Selling Minerals

 

North Korea advertised today that it has huge stocks of Rare Earth Elements (REEs) on its foreign publicity website “Today Choson.”

REEs are seventeen different chemical elements that are used in various modern technologies. They are sometimes called the vitamins of the hi-tech industry because they are used in numerous important industries, including green technology, defense systems, consumer electronics, and cutting-edge products such as semiconductors and smartphones.

Although REEs are relatively plentiful, their processing is labor intensive and ecologically damaging. That’s why most developed countries have stopped mining REEs.

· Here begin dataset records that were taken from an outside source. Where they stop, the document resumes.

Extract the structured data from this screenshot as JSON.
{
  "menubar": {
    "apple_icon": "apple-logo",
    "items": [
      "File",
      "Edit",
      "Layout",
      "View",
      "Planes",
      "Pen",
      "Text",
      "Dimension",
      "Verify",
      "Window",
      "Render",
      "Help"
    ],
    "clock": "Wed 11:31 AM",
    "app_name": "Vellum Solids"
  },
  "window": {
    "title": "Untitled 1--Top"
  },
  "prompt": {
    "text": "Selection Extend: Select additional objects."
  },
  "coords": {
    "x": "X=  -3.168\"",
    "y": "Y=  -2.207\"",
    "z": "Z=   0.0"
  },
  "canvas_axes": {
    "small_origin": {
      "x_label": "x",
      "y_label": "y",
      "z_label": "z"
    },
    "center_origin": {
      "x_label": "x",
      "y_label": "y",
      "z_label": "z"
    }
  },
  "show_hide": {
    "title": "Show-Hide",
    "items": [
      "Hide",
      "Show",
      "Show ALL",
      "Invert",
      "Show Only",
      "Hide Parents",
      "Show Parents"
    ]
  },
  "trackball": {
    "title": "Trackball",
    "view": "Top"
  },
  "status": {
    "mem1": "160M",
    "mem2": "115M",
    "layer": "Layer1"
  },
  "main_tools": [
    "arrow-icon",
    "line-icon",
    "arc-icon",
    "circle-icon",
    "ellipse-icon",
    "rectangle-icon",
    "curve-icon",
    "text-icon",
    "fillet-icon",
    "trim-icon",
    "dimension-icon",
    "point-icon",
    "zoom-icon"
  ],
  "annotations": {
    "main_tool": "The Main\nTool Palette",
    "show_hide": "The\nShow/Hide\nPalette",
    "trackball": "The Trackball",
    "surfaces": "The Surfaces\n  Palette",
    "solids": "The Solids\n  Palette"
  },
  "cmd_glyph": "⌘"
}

However, an official working at North Korea’s Mining Development Trading Corporation reported that it has discovered that REEs are plentiful across North Korea, and the potential is enormous. He estimated North Korea’s Rare Earth Elements at 216 million tons, saying “it is overwhelming remembering that an Australian researcher released an initial assessment last year claiming that the deposit holds 140,000 tons of REEs.”

North Korea exported massive amounts of rare earth elements (REEs) to China last year. According to a report published by the Korea International Trade Association, Pyongyang in 2014 exported 62,662 kilograms of REEs to China for US$1.8 million, which is one and a half times more than in 2013. President of the Seoul-based North Korea Resources Institute Choi Kyung-soo says, “They seemed to be primarily operating REE concentrate.”

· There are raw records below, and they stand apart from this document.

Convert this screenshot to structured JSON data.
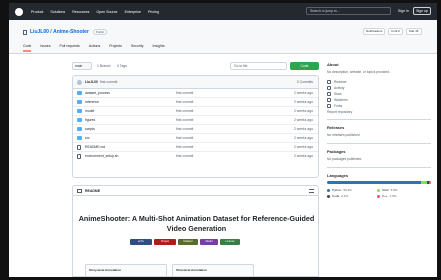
{
  "nav": {
    "items": [
      "Product",
      "Solutions",
      "Resources",
      "Open Source",
      "Enterprise",
      "Pricing"
    ],
    "search_placeholder": "Search or jump to...",
    "signin": "Sign in",
    "signup": "Sign up"
  },
  "repo": {
    "owner": "LiuJL00",
    "name": "Anime-Shooter",
    "visibility": "Public",
    "buttons": [
      "Notifications",
      "Fork 0",
      "Star 45"
    ],
    "tabs": [
      "Code",
      "Issues",
      "Pull requests",
      "Actions",
      "Projects",
      "Security",
      "Insights"
    ]
  },
  "controls": {
    "branch": "main",
    "branches": "1 Branch",
    "tags": "0 Tags",
    "goto": "Go to file",
    "code": "Code"
  },
  "commit": {
    "user": "LiuJL00",
    "message": "first commit",
    "count": "3 Commits"
  },
  "files": [
    {
      "name": "dataset_process",
      "type": "dir",
      "msg": "first commit",
      "time": "2 weeks ago"
    },
    {
      "name": "inference",
      "type": "dir",
      "msg": "first commit",
      "time": "2 weeks ago"
    },
    {
      "name": "model",
      "type": "dir",
      "msg": "first commit",
      "time": "2 weeks ago"
    },
    {
      "name": "figures",
      "type": "dir",
      "msg": "first commit",
      "time": "2 weeks ago"
    },
    {
      "name": "scripts",
      "type": "dir",
      "msg": "first commit",
      "time": "2 weeks ago"
    },
    {
      "name": "src",
      "type": "dir",
      "msg": "first commit",
      "time": "2 weeks ago"
    },
    {
      "name": "README.md",
      "type": "file",
      "msg": "first commit",
      "time": "2 weeks ago"
    },
    {
      "name": "environment_setup.sh",
      "type": "file",
      "msg": "first commit",
      "time": "2 weeks ago"
    }
  ],
  "readme": {
    "label": "README",
    "title": "AnimeShooter: A Multi-Shot Animation Dataset for Reference-Guided Video Generation",
    "badges": [
      {
        "text": "arXiv",
        "color": "#2f4f7f"
      },
      {
        "text": "Project",
        "color": "#b31b1b"
      },
      {
        "text": "Dataset",
        "color": "#5a6b2f"
      },
      {
        "text": "Model",
        "color": "#7a3e9d"
      },
      {
        "text": "License",
        "color": "#3a7d44"
      }
    ],
    "fig_left": "Story-level Annotation",
    "fig_right": "Shot-level Annotation"
  },
  "sidebar": {
    "about_title": "About",
    "about_desc": "No description, website, or topics provided.",
    "links": [
      "Readme",
      "Activity",
      "Stars",
      "Watchers",
      "Forks"
    ],
    "report": "Report repository",
    "releases_title": "Releases",
    "releases_text": "No releases published",
    "packages_title": "Packages",
    "packages_text": "No packages published",
    "languages_title": "Languages",
    "languages": [
      {
        "name": "Python",
        "pct": "90.3%",
        "color": "#3572A5",
        "value": 90.3
      },
      {
        "name": "Shell",
        "pct": "5.8%",
        "color": "#89e051",
        "value": 5.8
      },
      {
        "name": "Cuda",
        "pct": "2.4%",
        "color": "#3A4E3A",
        "value": 2.4
      },
      {
        "name": "C++",
        "pct": "1.5%",
        "color": "#f34b7d",
        "value": 1.5
      }
    ]
  }
}
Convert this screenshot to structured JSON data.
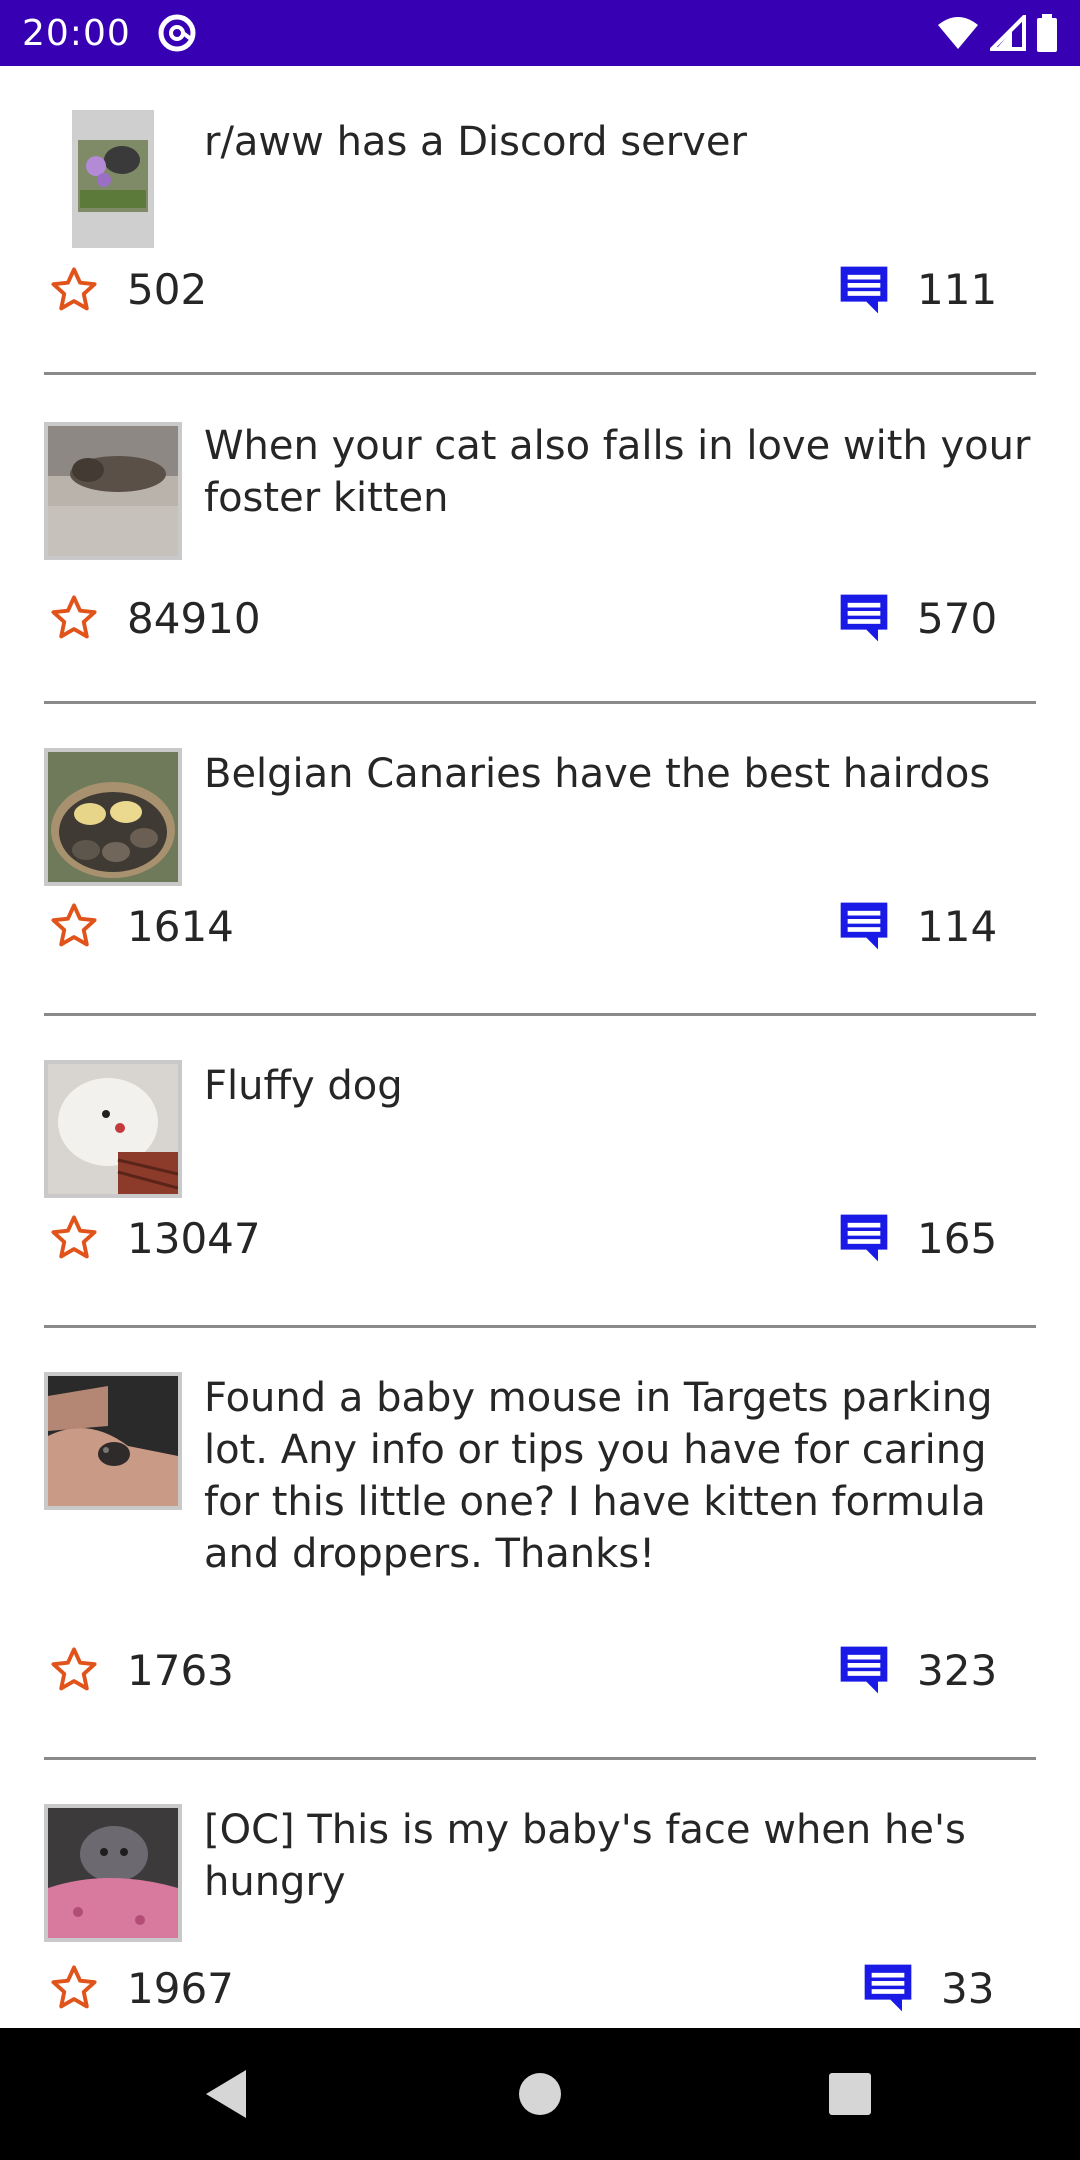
{
  "status_bar": {
    "time": "20:00",
    "app_icon": "at-sign-icon",
    "icons": [
      "wifi-icon",
      "cell-signal-icon",
      "battery-icon"
    ]
  },
  "colors": {
    "status_bar": "#3700b3",
    "star": "#e0531a",
    "comment": "#1a1ae6",
    "divider": "#8a8a8a",
    "nav_bar": "#000000"
  },
  "posts": [
    {
      "title": "r/aww has a Discord server",
      "score": "502",
      "comments": "111"
    },
    {
      "title": "When your cat also falls in love with your foster kitten",
      "score": "84910",
      "comments": "570"
    },
    {
      "title": "Belgian Canaries have the best hairdos",
      "score": "1614",
      "comments": "114"
    },
    {
      "title": "Fluffy dog",
      "score": "13047",
      "comments": "165"
    },
    {
      "title": "Found a baby mouse in Targets parking lot. Any info or tips you have for caring for this little one? I have kitten formula and droppers. Thanks!",
      "score": "1763",
      "comments": "323"
    },
    {
      "title": "[OC] This is my baby's face when he's hungry",
      "score": "1967",
      "comments": "33"
    }
  ],
  "nav_bar": {
    "icons": [
      "back-icon",
      "home-icon",
      "recents-icon"
    ]
  }
}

Increasing REE exports can be a surefire way for Pyongyang to stimulate the national economy. Unlike other financial activities which are heavily restricted in N. Korea, North Korea’s mining sector is not under sanction. Its trade in natural resources is legal and easily receive payments for its exports. Recently, the only legitimate way for North Korea to make money is by selling minerals.

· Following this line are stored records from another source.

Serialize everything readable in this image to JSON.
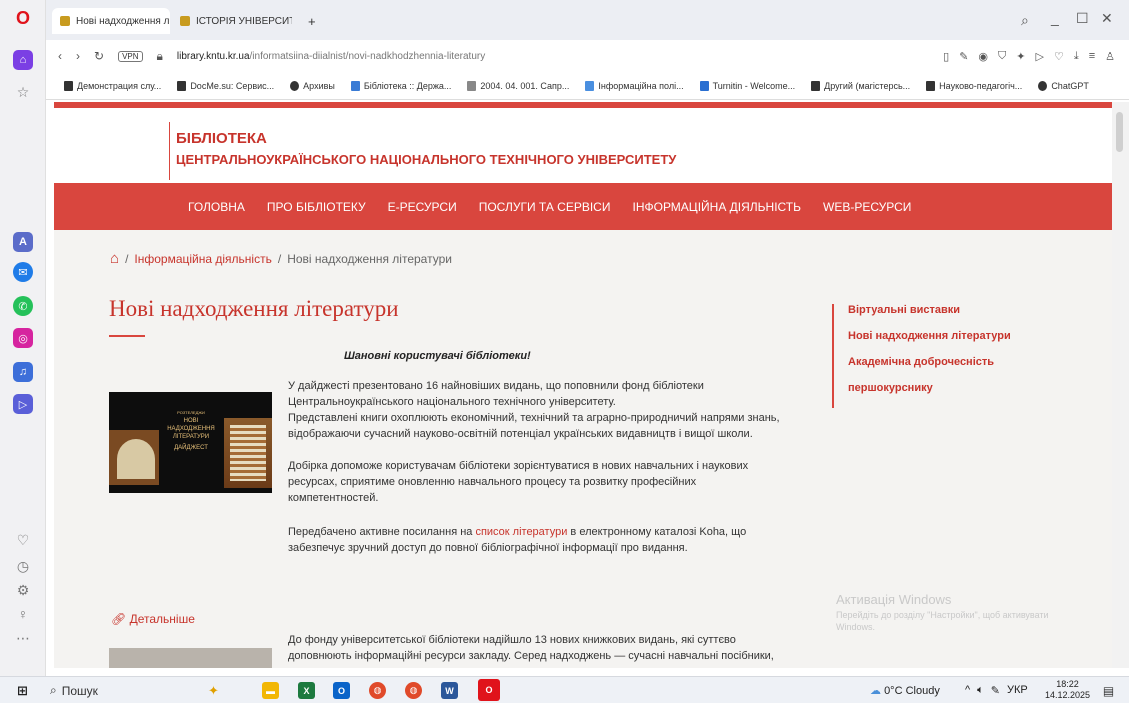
{
  "browser": {
    "tabs": [
      {
        "label": "Нові надходження літер..."
      },
      {
        "label": "ІСТОРІЯ УНІВЕРСИТЕТУ"
      }
    ],
    "new_tab": "+",
    "url_domain": "library.kntu.kr.ua",
    "url_path": "/informatsiina-diialnist/novi-nadkhodzhennia-literatury",
    "vpn_label": "VPN",
    "bookmarks": [
      {
        "label": "Демонстрация слу..."
      },
      {
        "label": "DocMe.su: Сервис..."
      },
      {
        "label": "Архивы"
      },
      {
        "label": "Бібліотека :: Держа..."
      },
      {
        "label": "2004. 04. 001. Сапр..."
      },
      {
        "label": "Інформаційна полі..."
      },
      {
        "label": "Turnitin - Welcome..."
      },
      {
        "label": "Другий (магістерсь..."
      },
      {
        "label": "Науково-педагогіч..."
      },
      {
        "label": "ChatGPT"
      }
    ]
  },
  "site": {
    "title_line1": "БІБЛІОТЕКА",
    "title_line2": "ЦЕНТРАЛЬНОУКРАЇНСЬКОГО НАЦІОНАЛЬНОГО ТЕХНІЧНОГО УНІВЕРСИТЕТУ",
    "nav": [
      {
        "label": "ГОЛОВНА"
      },
      {
        "label": "ПРО БІБЛІОТЕКУ"
      },
      {
        "label": "Е-РЕСУРСИ"
      },
      {
        "label": "ПОСЛУГИ ТА СЕРВІСИ"
      },
      {
        "label": "ІНФОРМАЦІЙНА ДІЯЛЬНІСТЬ"
      },
      {
        "label": "WEB-РЕСУРСИ"
      }
    ]
  },
  "breadcrumb": {
    "sep": "/",
    "section": "Інформаційна діяльність",
    "current": "Нові надходження літератури"
  },
  "article": {
    "title": "Нові надходження літератури",
    "greeting": "Шановні користувачі бібліотеки!",
    "cover_lines": [
      "РОЗТЕЛЕДЖИ",
      "НОВІ",
      "НАДХОДЖЕННЯ",
      "ЛІТЕРАТУРИ",
      "ДАЙДЖЕСТ"
    ],
    "p1": "У дайджесті презентовано 16 найновіших видань, що поповнили фонд бібліотеки Центральноукраїнського національного технічного університету.",
    "p2": "Представлені книги охоплюють економічний, технічний та аграрно-природничий напрями знань, відображаючи сучасний науково-освітній потенціал українських видавництв і вищої школи.",
    "p3": "Добірка допоможе користувачам бібліотеки зорієнтуватися в нових навчальних і наукових ресурсах, сприятиме оновленню навчального процесу та розвитку професійних компетентностей.",
    "p4_before": "Передбачено активне посилання на ",
    "p4_link": "список літератури",
    "p4_after": " в електронному каталозі Koha, що забезпечує зручний доступ до повної бібліографічної інформації про видання.",
    "more": "Детальніше",
    "p5": "До фонду університетської бібліотеки надійшло 13 нових книжкових видань, які суттєво доповнюють інформаційні ресурси закладу. Серед надходжень — сучасні навчальні посібники,"
  },
  "sidebar_links": [
    {
      "label": "Віртуальні виставки"
    },
    {
      "label": "Нові надходження літератури"
    },
    {
      "label": "Академічна доброчесність"
    },
    {
      "label": "першокурснику"
    }
  ],
  "activation": {
    "title": "Активація Windows",
    "text": "Перейдіть до розділу \"Настройки\", щоб активувати Windows."
  },
  "taskbar": {
    "search": "Пошук",
    "weather": "0°C Cloudy",
    "lang": "УКР",
    "time": "18:22",
    "date": "14.12.2025"
  }
}
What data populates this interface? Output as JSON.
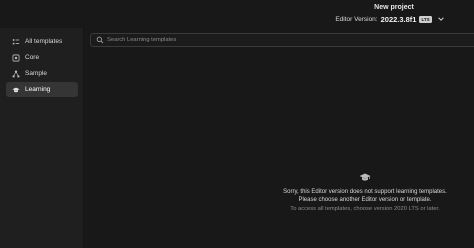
{
  "header": {
    "project_title": "New project",
    "editor_version_label": "Editor Version:",
    "editor_version": "2022.3.8f1",
    "lts_badge": "LTS",
    "chevron_icon": "chevron-down-icon"
  },
  "sidebar": {
    "items": [
      {
        "label": "All templates",
        "icon": "list-icon",
        "active": false
      },
      {
        "label": "Core",
        "icon": "box-icon",
        "active": false
      },
      {
        "label": "Sample",
        "icon": "nodes-icon",
        "active": false
      },
      {
        "label": "Learning",
        "icon": "graduation-cap-icon",
        "active": true
      }
    ]
  },
  "search": {
    "placeholder": "Search Learning templates",
    "value": "",
    "icon": "search-icon"
  },
  "empty_state": {
    "icon": "graduation-cap-icon",
    "message": "Sorry, this Editor version does not support learning templates. Please choose another Editor version or template.",
    "hint": "To access all templates, choose version 2020 LTS or later."
  },
  "colors": {
    "background": "#191919",
    "sidebar": "#1f1f1f",
    "active_item": "#353535",
    "text": "#d9d9d9",
    "muted_text": "#8c8c8c"
  }
}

A Russian expert on North Korea also said, “Selling mineral resources abroad doesn’t necessarily require any politically risky changes to the North Korean system. While they don’t want any structural or institutional reforms, the export of natural resources is the perfect way for the North Korean government to exist for decades without changing anything.”

Though North Korea lacks proper skills to discover and extract its natural resources, remaining technologically backwards, China and Russia are investing in its industry. And now, it seems that the North eagerly courts foreign investors by advertising its amount of REEs.